Le religioni e il coraggio dell’alterità: la Dichiarazione congiunta di Abu Dhabi

Nell'editoriale di Aggiornamenti Sociali una rilettura dello storico documento firmato esattamente un mese fa dal Grande Imam di Al-Azhar e da Papa Francesco.

Esattamente un mese fa, il 4 febbraio 2019, ad Abu Dhabi papa Francesco e Ahamad al-Tayyib, Grande Imam di Al-Azhar (Egitto) firmavano congiuntamente il Documento sulla fratellanza umana. Un fatto – scrive Giacomo Costa nell’editoriale del numero di marzo di Aggiornamenti Sociali – di cui «è impossibile non riconoscere la valenza profondamente innovativa: si tratta di qualcosa che va al di là delle aspettative, che suscita domande e interrogativi, che mette in discussione stereotipi e pregiudizi tanto diffusi quanto radicati dal punto di vista religioso e ancor di più culturale».

L’importanza storica dell’evento risiede anzitutto nel percorso che ha portato il Pontefice e l’Imam alla sottoscrizione del documento e al modo in cui questa è avvenuta: «Non è infatti soltanto la testimonianza di un incontro, anche se questa cornice relazionale ha una importanza che non può essere sottovalutata; non è nemmeno una parola scambiata, cioè rivolta dall’uno all’altro, anche se entrambi al momento della firma hanno pronunciato parole di grande intensità.
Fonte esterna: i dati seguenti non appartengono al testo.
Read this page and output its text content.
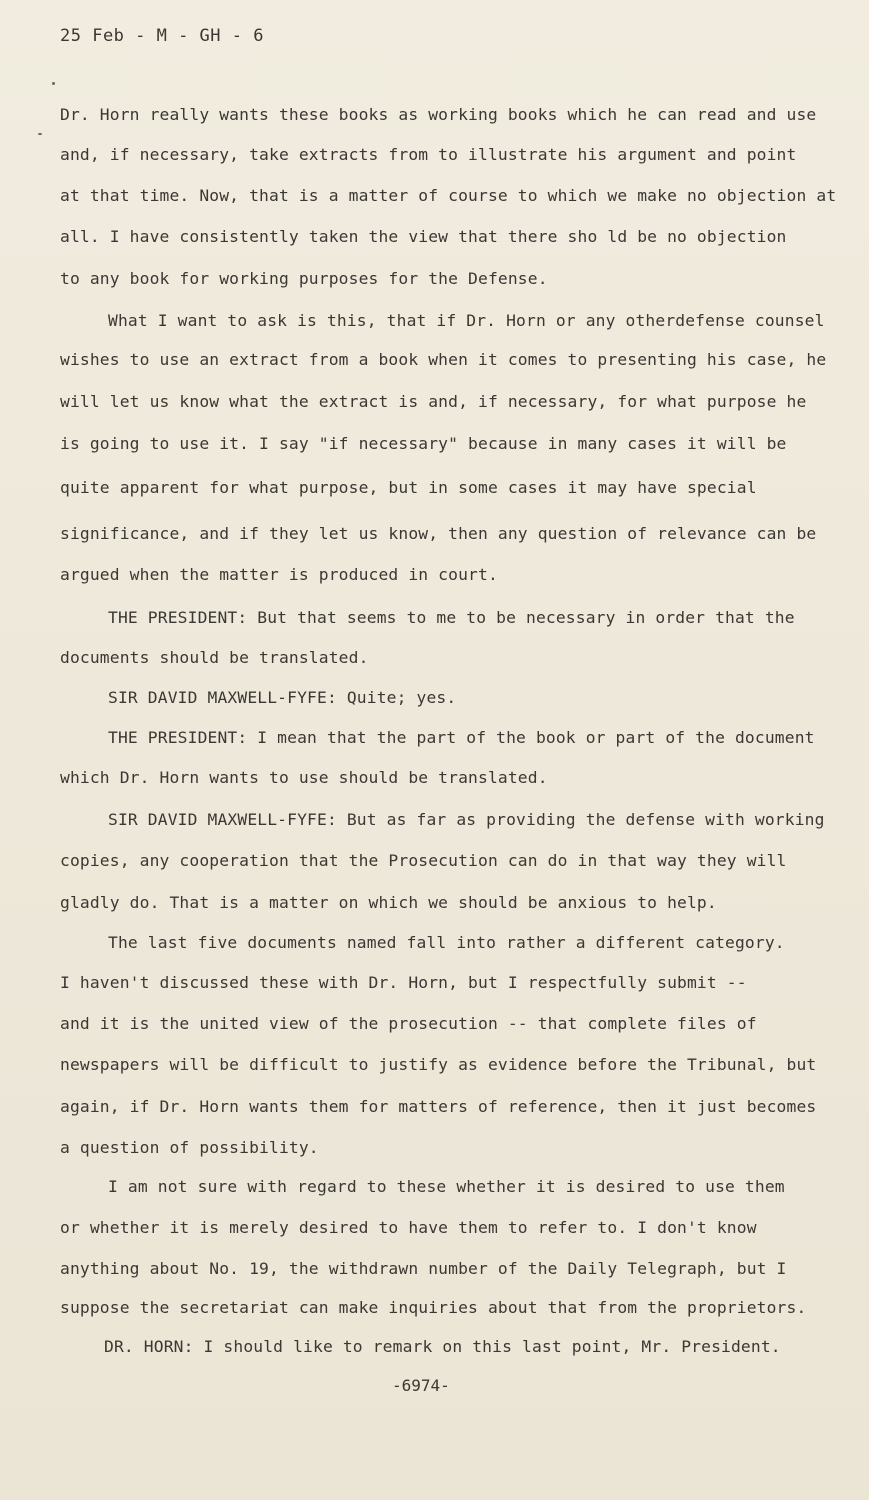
25 Feb - M - GH - 6
Dr. Horn really wants these books as working books which he can read and use
and, if necessary, take extracts from to illustrate his argument and point
at that time. Now, that is a matter of course to which we make no objection at
all. I have consistently taken the view that there sho ld be no objection
to any book for working purposes for the Defense.
What I want to ask is this, that if Dr. Horn or any otherdefense counsel
wishes to use an extract from a book when it comes to presenting his case, he
will let us know what the extract is and, if necessary, for what purpose he
is going to use it. I say "if necessary" because in many cases it will be
quite apparent for what purpose, but in some cases it may have special
significance, and if they let us know, then any question of relevance can be
argued when the matter is produced in court.
THE PRESIDENT: But that seems to me to be necessary in order that the
documents should be translated.
SIR DAVID MAXWELL-FYFE: Quite; yes.
THE PRESIDENT: I mean that the part of the book or part of the document
which Dr. Horn wants to use should be translated.
SIR DAVID MAXWELL-FYFE: But as far as providing the defense with working
copies, any cooperation that the Prosecution can do in that way they will
gladly do. That is a matter on which we should be anxious to help.
The last five documents named fall into rather a different category.
I haven't discussed these with Dr. Horn, but I respectfully submit --
and it is the united view of the prosecution -- that complete files of
newspapers will be difficult to justify as evidence before the Tribunal, but
again, if Dr. Horn wants them for matters of reference, then it just becomes
a question of possibility.
I am not sure with regard to these whether it is desired to use them
or whether it is merely desired to have them to refer to. I don't know
anything about No. 19, the withdrawn number of the Daily Telegraph, but I
suppose the secretariat can make inquiries about that from the proprietors.
DR. HORN: I should like to remark on this last point, Mr. President.
-6974-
Si tratta invece di un testo condiviso, cioè di una medesima parola che i due leader sentono di rivolgere insieme ai loro fedeli e al mondo intero per dare risposta ad alcuni interrogativi di fondo». In altre parole, scrive Costa, «firmando questa dichiarazione congiunta, i due leader offrono ai loro fedeli una narrazione condivisa. Questa consente di sentirsi parte della stessa storia, di percepirsi confrontati dalle stesse domande, dalle stesse inquietudini e preoccupazioni. (…) Offrire una narrazione condivisa ai credenti di religioni che si sono a lungo combattute, che per secoli hanno affermato la propria identità attraverso la reciproca opposizione, o addirittura il dominio dell’una sull’altra, invita i fedeli di entrambe a entrare in un diverso orizzonte mentale».

L’editoriale entra poi in un’analisi dei contenuti del documento. Colpisce, in particolare, «l’atteggiamento nei confronti del pluralismo religioso, che non è subìto come dato di fatto ineliminabile o come resa a un processo di secolarizzazione, ma valorizzato come dono di Dio e come base per fondare la libertà religiosa. (…) Ne consegue la necessità di superare la logica della contrapposizione amico-nemico nei rapporti tra le religioni».
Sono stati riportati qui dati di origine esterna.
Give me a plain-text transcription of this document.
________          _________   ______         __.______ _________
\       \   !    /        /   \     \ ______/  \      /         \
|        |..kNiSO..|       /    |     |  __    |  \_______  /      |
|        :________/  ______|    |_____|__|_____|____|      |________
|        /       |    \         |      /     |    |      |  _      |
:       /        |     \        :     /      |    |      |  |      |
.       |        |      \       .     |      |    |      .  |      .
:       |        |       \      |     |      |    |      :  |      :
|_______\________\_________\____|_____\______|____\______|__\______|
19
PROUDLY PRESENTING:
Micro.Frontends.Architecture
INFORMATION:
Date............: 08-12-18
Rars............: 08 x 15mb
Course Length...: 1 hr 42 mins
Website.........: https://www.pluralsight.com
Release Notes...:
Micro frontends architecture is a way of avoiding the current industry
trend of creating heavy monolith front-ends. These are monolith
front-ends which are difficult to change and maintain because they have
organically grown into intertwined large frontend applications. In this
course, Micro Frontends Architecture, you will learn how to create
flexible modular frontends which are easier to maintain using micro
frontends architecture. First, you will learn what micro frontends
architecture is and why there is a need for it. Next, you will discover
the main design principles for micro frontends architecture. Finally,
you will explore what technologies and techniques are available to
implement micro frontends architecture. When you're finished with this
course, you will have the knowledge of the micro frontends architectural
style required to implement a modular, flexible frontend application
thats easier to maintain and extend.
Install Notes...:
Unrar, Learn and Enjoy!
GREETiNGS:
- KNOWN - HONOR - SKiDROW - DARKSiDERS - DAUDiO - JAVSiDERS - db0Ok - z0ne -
Un passo, questo, che è invocato anche a livello culturale e politico, in particolare in riferimento alla costruzione di un diverso rapporto tra Oriente e Occidente. «Questo vale con una forza e una concretezza ancora maggiori – scrive ancora il direttore di Aggiornamenti Sociali – in tutti quei contesti in cui i fedeli delle diverse religioni si trovano a vivere gomito a gomito. Non basta la garanzia formale della libertà di culto, per quanto fondamentale, se questa non si traduce in possibilità reali di partecipazione a tutte le dinamiche sociali su un piano di effettiva parità e con la possibilità di recare il proprio contributo e di esercitare la propria responsabilità di cittadini».

Dopo avere evidenziato l’importanza cruciale che ora assume «l’articolazione tra la prospettiva globale espressa dall’Imam e dal Papa e le pratiche degli attori locali» per dare credibilità e attuazione al Documento, l’editoriale conclude con una sottolineatura sul linguaggio utilizzato: «Alla prima lettura il Documento suona inevitabilmente poco familiare: capiamo che ci possiamo riconoscere nella sua formulazione, anche se non è probabilmente quella che più naturalmente ci sarebbe venuta in mente. È questo il portato del fatto che si tratta di una narrazione condivisa. (…) Il Documento ci mostra che non esistono solo il linguaggio tendenzialmente minimalista del politically correct, che annacqua le identità per piallare le differenze, o quello identitario più o meno militante, che invece le esalta fino alla chiusura e all’incomunicabilità. Nessuno dei due è in grado di fornire la base per un autentico dialogo; serve invece un linguaggio che stimoli ogni tradizione ad andare in profondità di se stessa, senza rinunce o potature, e che al tempo stesso le aiuti a procedere in una direzione condivisa. Grazie al Documento, Francesco e Ahamad al-Tayyib aprono una pista e ci invitano a compiere lo sforzo di camminare in questa direzione».